The Palestinian leader is expected to travel to Türkiye after a visit to Russia this week. President Recep Tayyip Erdoğan, who criticized Abbas for delaying his expected address, will be in the audience listening to Abbas. Palestinians injured in Israel’s attacks in Gaza and evacuated to Türkiye for treatment are also invited to the parliament for the session.
Parliamentary Speaker Numan Kurtulmuş, who formally extended an invitation to Abbas earlier, will chair the session where the Palestinian leader will appear. His speech is deemed important and experts say it can be a response to a notorious speech by Israeli Prime Minister Benjamin Netanyahu last month at U.S. Congress, where he received a lengthy standing ovation while justifying his government’s war crimes against Palestinians.
Media outlets reported that high-security measures would be in place at the parliament for the occasion. Abbas rarely travels outside Ramallah, where the Palestinian Authority is located, though the flareup of the Palestine-Israel conflict spurred renewed diplomacy to resolve longstanding issues, as well as maintaining ultimate unity between rival Fatah and Hamas factions. 88-year-old Abbas has reportedly postponed his visit to Türkiye due to health reasons. He last visited Türkiye for a three-day visit in March and met President Erdoğan. Erdoğan also brought together Abbas and Ismail Haniyeh, the political bureau chief of the Palestinian resistance movement Hamas, who was assassinated in Tehran recently, as a step toward reconciliation between Abbas’ Fatah and Hamas, which faces a brutal crackdown in Gaza.

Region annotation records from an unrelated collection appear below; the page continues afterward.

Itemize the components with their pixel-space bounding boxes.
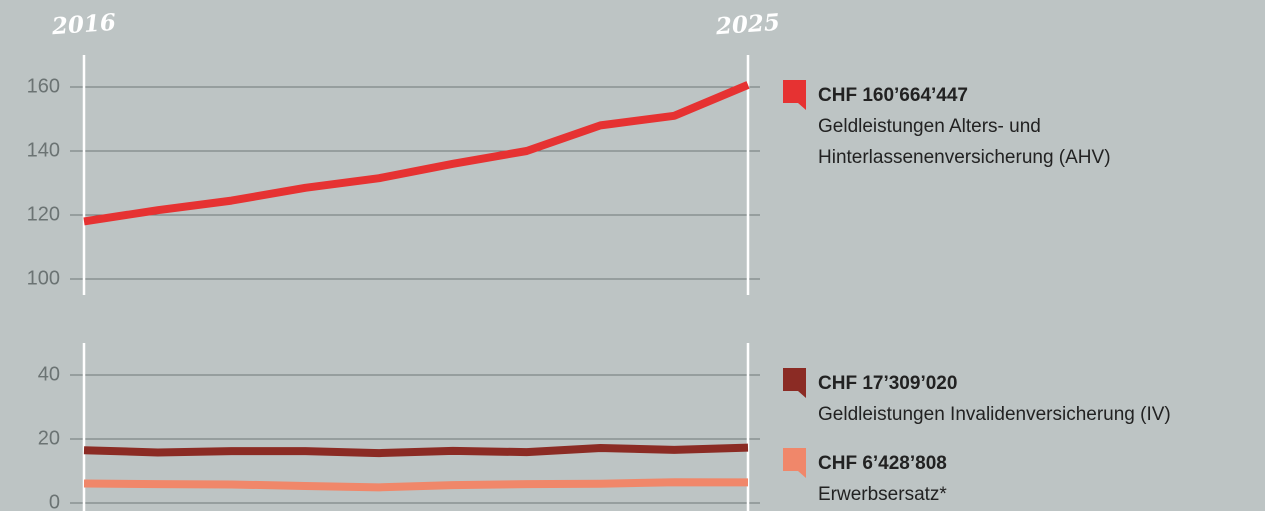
year-label: 2025 bbox=[714, 9, 781, 40]
y-tick-label: 100 bbox=[27, 267, 60, 289]
legend-item: CHF 160’664’447 Geldleistungen Alters- un… bbox=[818, 80, 1263, 173]
series-line bbox=[83, 478, 749, 492]
legend-value: CHF 160’664’447 bbox=[818, 85, 968, 106]
legend-item: CHF 6’428’808 Erwerbsersatz* bbox=[818, 448, 1263, 510]
y-tick-label: 40 bbox=[38, 363, 60, 385]
legend-marker bbox=[783, 368, 806, 398]
y-tick-label: 160 bbox=[27, 75, 60, 97]
legend-value: CHF 17’309’020 bbox=[818, 373, 958, 394]
legend-marker bbox=[783, 80, 806, 110]
series-line bbox=[83, 81, 750, 226]
legend-name: Erwerbsersatz* bbox=[818, 484, 947, 505]
legend-item: CHF 17’309’020 Geldleistungen Invalidenve… bbox=[818, 368, 1263, 430]
legend-name: Geldleistungen Alters- und Hinterlassene… bbox=[818, 116, 1111, 168]
y-tick-label: 140 bbox=[27, 139, 60, 161]
legend-name: Geldleistungen Invalidenversicherung (IV… bbox=[818, 404, 1171, 425]
y-tick-label: 120 bbox=[27, 203, 60, 225]
legend-value: CHF 6’428’808 bbox=[818, 453, 947, 474]
y-tick-label: 20 bbox=[38, 427, 60, 449]
series-line bbox=[83, 443, 749, 458]
legend-marker bbox=[783, 448, 806, 478]
year-label: 2016 bbox=[50, 9, 117, 40]
y-tick-label: 0 bbox=[49, 491, 60, 511]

Abbas is expected to deliver a speech focusing on Israel’s attacks in Gaza while it is unclear whether he will delve into other topics, such as reconciliation with Hamas, especially after a landmark meeting mediated by China between factions. His speech will be preceded by an opening address by Kurtulmuş.
The parliament invited representatives of political parties, ambassadors and journalists to the session. It will also hold an exhibition on the sidelines of the session that will focus on Haniyeh, including photos of the late leader’s visits to Türkiye, as well as documents from Ottoman archives about Palestine and parliament’s past joint declarations about Palestine.

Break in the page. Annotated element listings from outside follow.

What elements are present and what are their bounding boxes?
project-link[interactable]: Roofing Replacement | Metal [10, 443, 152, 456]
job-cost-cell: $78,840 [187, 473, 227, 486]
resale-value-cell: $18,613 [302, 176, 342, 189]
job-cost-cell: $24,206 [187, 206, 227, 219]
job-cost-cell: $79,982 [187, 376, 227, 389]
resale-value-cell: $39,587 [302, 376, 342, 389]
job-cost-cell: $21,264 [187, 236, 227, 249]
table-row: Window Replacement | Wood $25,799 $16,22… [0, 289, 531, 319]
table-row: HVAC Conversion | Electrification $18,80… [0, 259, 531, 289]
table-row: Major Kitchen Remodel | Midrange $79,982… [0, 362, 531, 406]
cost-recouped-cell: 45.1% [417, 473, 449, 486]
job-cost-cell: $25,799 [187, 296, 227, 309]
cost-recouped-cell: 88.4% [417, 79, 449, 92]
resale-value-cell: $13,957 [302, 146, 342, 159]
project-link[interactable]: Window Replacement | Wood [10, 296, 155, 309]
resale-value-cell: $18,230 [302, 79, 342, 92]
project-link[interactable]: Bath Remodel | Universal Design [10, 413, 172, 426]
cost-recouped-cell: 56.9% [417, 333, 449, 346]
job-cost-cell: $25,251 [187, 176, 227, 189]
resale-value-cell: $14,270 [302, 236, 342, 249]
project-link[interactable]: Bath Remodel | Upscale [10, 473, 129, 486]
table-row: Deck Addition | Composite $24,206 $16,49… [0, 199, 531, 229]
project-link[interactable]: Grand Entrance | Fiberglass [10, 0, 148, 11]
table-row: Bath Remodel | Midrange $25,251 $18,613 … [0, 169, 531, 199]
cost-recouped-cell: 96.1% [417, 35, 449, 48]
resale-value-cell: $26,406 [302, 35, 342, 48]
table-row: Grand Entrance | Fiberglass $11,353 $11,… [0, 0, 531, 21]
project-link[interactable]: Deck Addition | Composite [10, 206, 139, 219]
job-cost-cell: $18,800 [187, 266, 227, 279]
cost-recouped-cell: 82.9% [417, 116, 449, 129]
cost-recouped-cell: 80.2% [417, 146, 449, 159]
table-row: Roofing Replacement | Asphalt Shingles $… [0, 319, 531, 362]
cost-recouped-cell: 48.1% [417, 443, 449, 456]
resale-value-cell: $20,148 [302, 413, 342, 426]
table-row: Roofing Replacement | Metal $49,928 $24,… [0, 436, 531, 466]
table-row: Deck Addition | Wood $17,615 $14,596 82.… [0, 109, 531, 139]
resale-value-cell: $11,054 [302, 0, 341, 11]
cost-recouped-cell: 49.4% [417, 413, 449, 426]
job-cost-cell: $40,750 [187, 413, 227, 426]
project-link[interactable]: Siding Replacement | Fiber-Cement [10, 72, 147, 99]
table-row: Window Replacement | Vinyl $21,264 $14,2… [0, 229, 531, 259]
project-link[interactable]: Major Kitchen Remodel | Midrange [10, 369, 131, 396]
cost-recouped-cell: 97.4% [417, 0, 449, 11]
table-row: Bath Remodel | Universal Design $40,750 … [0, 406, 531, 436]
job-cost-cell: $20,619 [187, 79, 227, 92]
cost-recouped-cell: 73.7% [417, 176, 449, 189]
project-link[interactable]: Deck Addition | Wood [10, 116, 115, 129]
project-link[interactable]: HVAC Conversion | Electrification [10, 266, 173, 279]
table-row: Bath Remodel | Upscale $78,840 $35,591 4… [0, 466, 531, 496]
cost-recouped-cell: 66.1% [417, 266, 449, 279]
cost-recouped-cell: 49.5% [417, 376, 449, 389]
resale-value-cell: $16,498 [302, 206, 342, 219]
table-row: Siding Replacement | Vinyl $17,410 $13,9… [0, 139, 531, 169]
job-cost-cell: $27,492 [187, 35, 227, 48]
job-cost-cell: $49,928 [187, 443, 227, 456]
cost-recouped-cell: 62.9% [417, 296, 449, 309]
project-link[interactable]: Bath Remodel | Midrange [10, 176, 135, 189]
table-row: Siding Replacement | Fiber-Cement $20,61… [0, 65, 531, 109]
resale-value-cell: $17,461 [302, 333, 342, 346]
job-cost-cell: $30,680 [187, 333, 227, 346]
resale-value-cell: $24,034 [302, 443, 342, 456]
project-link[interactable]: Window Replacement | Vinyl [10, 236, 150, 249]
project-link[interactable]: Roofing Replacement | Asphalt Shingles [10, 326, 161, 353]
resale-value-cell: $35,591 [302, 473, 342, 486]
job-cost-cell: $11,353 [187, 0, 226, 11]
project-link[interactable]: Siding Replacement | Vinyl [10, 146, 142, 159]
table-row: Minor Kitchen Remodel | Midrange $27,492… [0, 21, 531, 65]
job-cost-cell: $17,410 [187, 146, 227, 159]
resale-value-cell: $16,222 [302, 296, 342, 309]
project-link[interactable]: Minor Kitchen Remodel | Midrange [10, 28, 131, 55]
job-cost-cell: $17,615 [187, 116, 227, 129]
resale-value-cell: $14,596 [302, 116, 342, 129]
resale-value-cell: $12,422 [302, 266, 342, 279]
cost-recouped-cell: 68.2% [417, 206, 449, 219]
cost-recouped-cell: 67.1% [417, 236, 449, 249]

The ruling Justice and Development Party (AK Party), which holds a majority in the Parliament, is a major supporter of the Palestinian cause and often calls for a two-state solution to the conflict based on a free State of Palestine. The Turkish opposition also endorses Palestine against Israel, though the main opposition, the Republican People’s Party (CHP), equally blames Hamas for the conflict, a rhetoric copied from the Western countries supporting Israel.
Ankara has been fiercely critical of Israel’s offensive in Gaza, which it says amounts to genocide, and has halted all bilateral trade. It has also slammed many Western allies for their support of Israel and repeatedly called for Muslim unity to facilitate a desperately needed cease-fire.

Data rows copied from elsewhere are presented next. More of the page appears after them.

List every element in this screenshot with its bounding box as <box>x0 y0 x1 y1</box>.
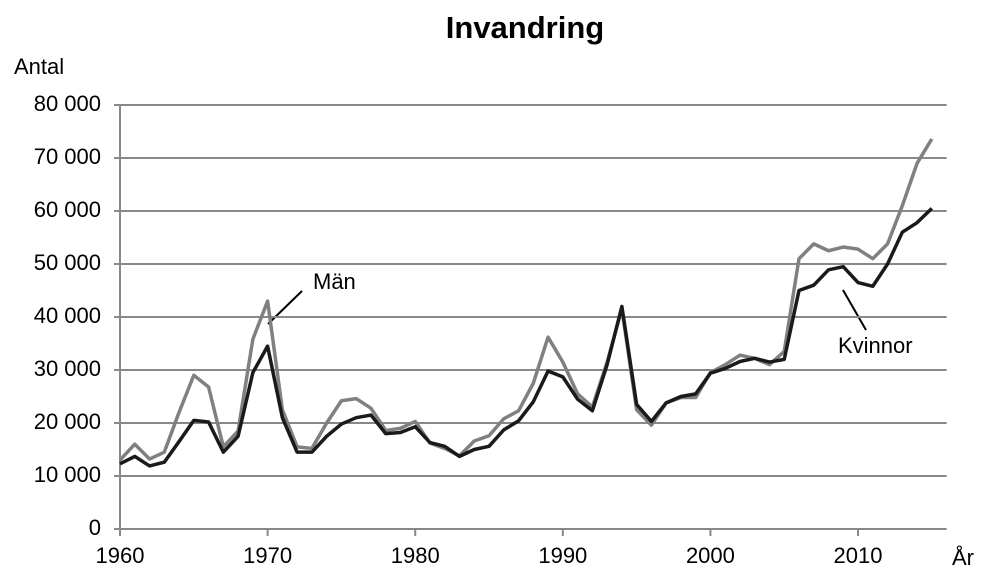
y-tick-label: 40 000 <box>34 303 101 328</box>
x-tick-label: 1960 <box>96 543 145 568</box>
y-tick-label: 20 000 <box>34 409 101 434</box>
y-tick-label: 70 000 <box>34 144 101 169</box>
series-label: Män <box>313 269 356 294</box>
x-tick-label: 1990 <box>538 543 587 568</box>
x-tick-label: 1970 <box>243 543 292 568</box>
x-tick-label: 1980 <box>391 543 440 568</box>
y-tick-label: 10 000 <box>34 462 101 487</box>
y-axis-label: Antal <box>14 54 64 79</box>
y-tick-label: 50 000 <box>34 250 101 275</box>
y-tick-label: 30 000 <box>34 356 101 381</box>
x-tick-label: 2010 <box>834 543 883 568</box>
series-label: Kvinnor <box>838 333 913 358</box>
series-line <box>118 138 934 462</box>
y-tick-label: 60 000 <box>34 197 101 222</box>
series-line <box>119 207 934 468</box>
y-tick-label: 0 <box>89 515 101 540</box>
y-tick-label: 80 000 <box>34 91 101 116</box>
x-tick-label: 2000 <box>686 543 735 568</box>
chart-title: Invandring <box>446 10 604 45</box>
leader-line <box>842 289 867 331</box>
leader-line <box>267 290 303 325</box>
x-axis-label: År <box>952 545 974 570</box>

Last week, Erdoğan on Monday called attention to mounting problems and pressure in the international system, especially amid Israel's ongoing attacks on Gaza. "World politics is navigating one of its sharpest turns. There is a serious power vacuum in the international system and we are facing a loss of morality and conscience," Erdoğan said in a speech in Ankara."With the Gaza crisis, the global system has become bankrupt," said Erdoğan. "Words are no longer enough to describe the genocide that the Palestinian people are subjected to in Gaza," he added.
Erdoğan said unbearable images of the "genocide" have been emerging daily from Gaza, which has been under Israeli attack for nearly 10 months, claiming the lives of almost 40,000 "innocent" people, including more than 16,000 children. "Israel does not only kill Gazans with bombs and bullets. It also kills them by leaving them hungry, thirsty and without food," he added. "A rogue state, which has become increasingly cruel, spoiled and depraved, has displayed all manners of barbarism for 300 days against 2.3 million people, squeezed into a palm-sized piece of land," Erdoğan said.
He added that in the face of oppression in Gaza, "which should normally awaken humanity, the U.N. Security Council remains silent."
Likening Israeli Prime Minister Benjamin Netanyahu to Adolf Hitler, Erdoğan said those who "applaud" his lies will "never be able to wash off dark stains on their hands for the rest of their lives." The perpetrators of genocide "should not be at podiums of legislative chambers" but in courtrooms where they will account for their crimes, he added.